Roles at all levels across businesses are expanding to be cross-sectional and incorporate wider skill-sets and backgrounds. The position of CFO is no exception, with high-quality leadership skills and an altogether more rounded breadth of experience.
An assertive and confident CFO is able to drive a business toward favouring strategies with a strong financial underpinning, therefore having a direct impact on executive decision-making.
Rather than just advising the CEO, the CFO should be regarded as an equal business partner and trusted authority on data-driven action planning. The ability to positively influence others and push initiatives is essential in filling this role.
A wide and varied perspective on the impact of commercial directives, client expectations and market influences will ensure a good knowledge base from which to draw financial insight.
Detailed understanding in a range of functions and roles can add context and build an appreciation of stakeholder priorities. This can also be aided by a broad education in business skills through, for example, the combination of the CA qualification and an MBA.
Soft skills in communication, presentation and workplace relations build credibility within an organisation and help CFOs engage effectively with internal and external influencers.
Effective communication skills are imperative in justifying difficult actions, such as cutbacks. A steady level of respect and self-confidence, rooted in a good reputation, will also make it easier to stand by those tough decisions under pressure.
The digital revolution is causing disruption in every industry and a good CFO is expected to be flexible and responsive to these changes, as well as informed on potential threats to their business.
An understanding of big data and actionable analysis, both financial and otherwise, is in high demand for organisations looking to stay ahead of the curve.
Dedication to continued professional development and a willingness to accommodate innovative practices – like cloud-based resource planning systems – displays a desire to lead in the business and overall sector.
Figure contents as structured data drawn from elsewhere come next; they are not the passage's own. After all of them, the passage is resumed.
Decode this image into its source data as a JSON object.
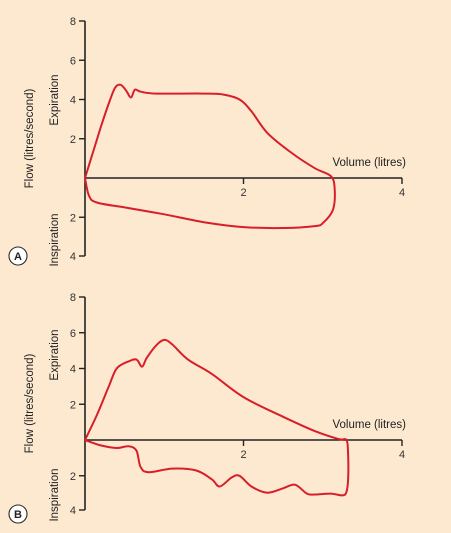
{
  "chart_data": [
    {
      "panel": "A",
      "type": "line",
      "ylabel": "Flow (litres/second)",
      "xlabel": "Volume (litres)",
      "upper_label": "Expiration",
      "lower_label": "Inspiration",
      "xticks": [
        {
          "value": 2,
          "label": "2"
        },
        {
          "value": 4,
          "label": "4"
        }
      ],
      "yticks_upper": [
        {
          "value": 8,
          "label": "8"
        },
        {
          "value": 6,
          "label": "6"
        },
        {
          "value": 4,
          "label": "4"
        },
        {
          "value": 2,
          "label": "2"
        }
      ],
      "yticks_lower": [
        {
          "value": -2,
          "label": "2"
        },
        {
          "value": -4,
          "label": "4"
        }
      ],
      "xlim": [
        0,
        4
      ],
      "ylim": [
        -4,
        8
      ],
      "series": [
        {
          "color": "#d81e2a",
          "points": [
            [
              0,
              0
            ],
            [
              0.1,
              1.3
            ],
            [
              0.2,
              2.6
            ],
            [
              0.3,
              3.8
            ],
            [
              0.38,
              4.6
            ],
            [
              0.45,
              4.75
            ],
            [
              0.52,
              4.45
            ],
            [
              0.58,
              4.1
            ],
            [
              0.63,
              4.5
            ],
            [
              0.7,
              4.4
            ],
            [
              0.9,
              4.3
            ],
            [
              1.5,
              4.3
            ],
            [
              1.75,
              4.25
            ],
            [
              1.95,
              4.0
            ],
            [
              2.1,
              3.4
            ],
            [
              2.3,
              2.3
            ],
            [
              2.6,
              1.3
            ],
            [
              2.9,
              0.5
            ],
            [
              3.1,
              0.1
            ],
            [
              3.15,
              -0.5
            ],
            [
              3.13,
              -1.6
            ],
            [
              3.0,
              -2.3
            ],
            [
              2.9,
              -2.45
            ],
            [
              2.5,
              -2.55
            ],
            [
              2.0,
              -2.5
            ],
            [
              1.5,
              -2.25
            ],
            [
              1.0,
              -1.85
            ],
            [
              0.5,
              -1.5
            ],
            [
              0.15,
              -1.25
            ],
            [
              0.05,
              -0.9
            ],
            [
              0,
              0
            ]
          ]
        }
      ]
    },
    {
      "panel": "B",
      "type": "line",
      "ylabel": "Flow (litres/second)",
      "xlabel": "Volume (litres)",
      "upper_label": "Expiration",
      "lower_label": "Inspiration",
      "xticks": [
        {
          "value": 2,
          "label": "2"
        },
        {
          "value": 4,
          "label": "4"
        }
      ],
      "yticks_upper": [
        {
          "value": 8,
          "label": "8"
        },
        {
          "value": 6,
          "label": "6"
        },
        {
          "value": 4,
          "label": "4"
        },
        {
          "value": 2,
          "label": "2"
        }
      ],
      "yticks_lower": [
        {
          "value": -2,
          "label": "2"
        },
        {
          "value": -4,
          "label": "4"
        }
      ],
      "xlim": [
        0,
        4
      ],
      "ylim": [
        -4,
        8
      ],
      "series": [
        {
          "color": "#d81e2a",
          "points": [
            [
              0,
              0
            ],
            [
              0.15,
              1.4
            ],
            [
              0.3,
              3.0
            ],
            [
              0.4,
              4.0
            ],
            [
              0.55,
              4.4
            ],
            [
              0.65,
              4.5
            ],
            [
              0.72,
              4.1
            ],
            [
              0.78,
              4.6
            ],
            [
              0.9,
              5.3
            ],
            [
              1.0,
              5.6
            ],
            [
              1.1,
              5.35
            ],
            [
              1.3,
              4.5
            ],
            [
              1.6,
              3.7
            ],
            [
              2.0,
              2.4
            ],
            [
              2.5,
              1.3
            ],
            [
              2.9,
              0.5
            ],
            [
              3.2,
              0.05
            ],
            [
              3.3,
              0
            ],
            [
              3.32,
              -0.8
            ],
            [
              3.32,
              -2.2
            ],
            [
              3.3,
              -2.9
            ],
            [
              3.25,
              -3.1
            ],
            [
              3.1,
              -3.0
            ],
            [
              2.9,
              -3.05
            ],
            [
              2.8,
              -3.0
            ],
            [
              2.65,
              -2.5
            ],
            [
              2.5,
              -2.7
            ],
            [
              2.3,
              -2.95
            ],
            [
              2.1,
              -2.6
            ],
            [
              1.95,
              -2.0
            ],
            [
              1.85,
              -2.1
            ],
            [
              1.7,
              -2.6
            ],
            [
              1.6,
              -2.2
            ],
            [
              1.4,
              -1.7
            ],
            [
              1.1,
              -1.6
            ],
            [
              0.8,
              -1.8
            ],
            [
              0.7,
              -1.5
            ],
            [
              0.65,
              -0.6
            ],
            [
              0.55,
              -0.35
            ],
            [
              0.4,
              -0.45
            ],
            [
              0.2,
              -0.3
            ],
            [
              0,
              0
            ]
          ]
        }
      ]
    }
  ]
}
Similarly, advocating the introduction of new talent to an organisation is good future-proofing practice.
Succession planning and career coaching will not only raise a CFO’s reputation within a business but will likely also improve team performance as professional growth is encouraged.
Mentoring and developing the skills within a team will help keep that talent under the umbrella of your organisation for longer and put in place a good infrastructure for the future.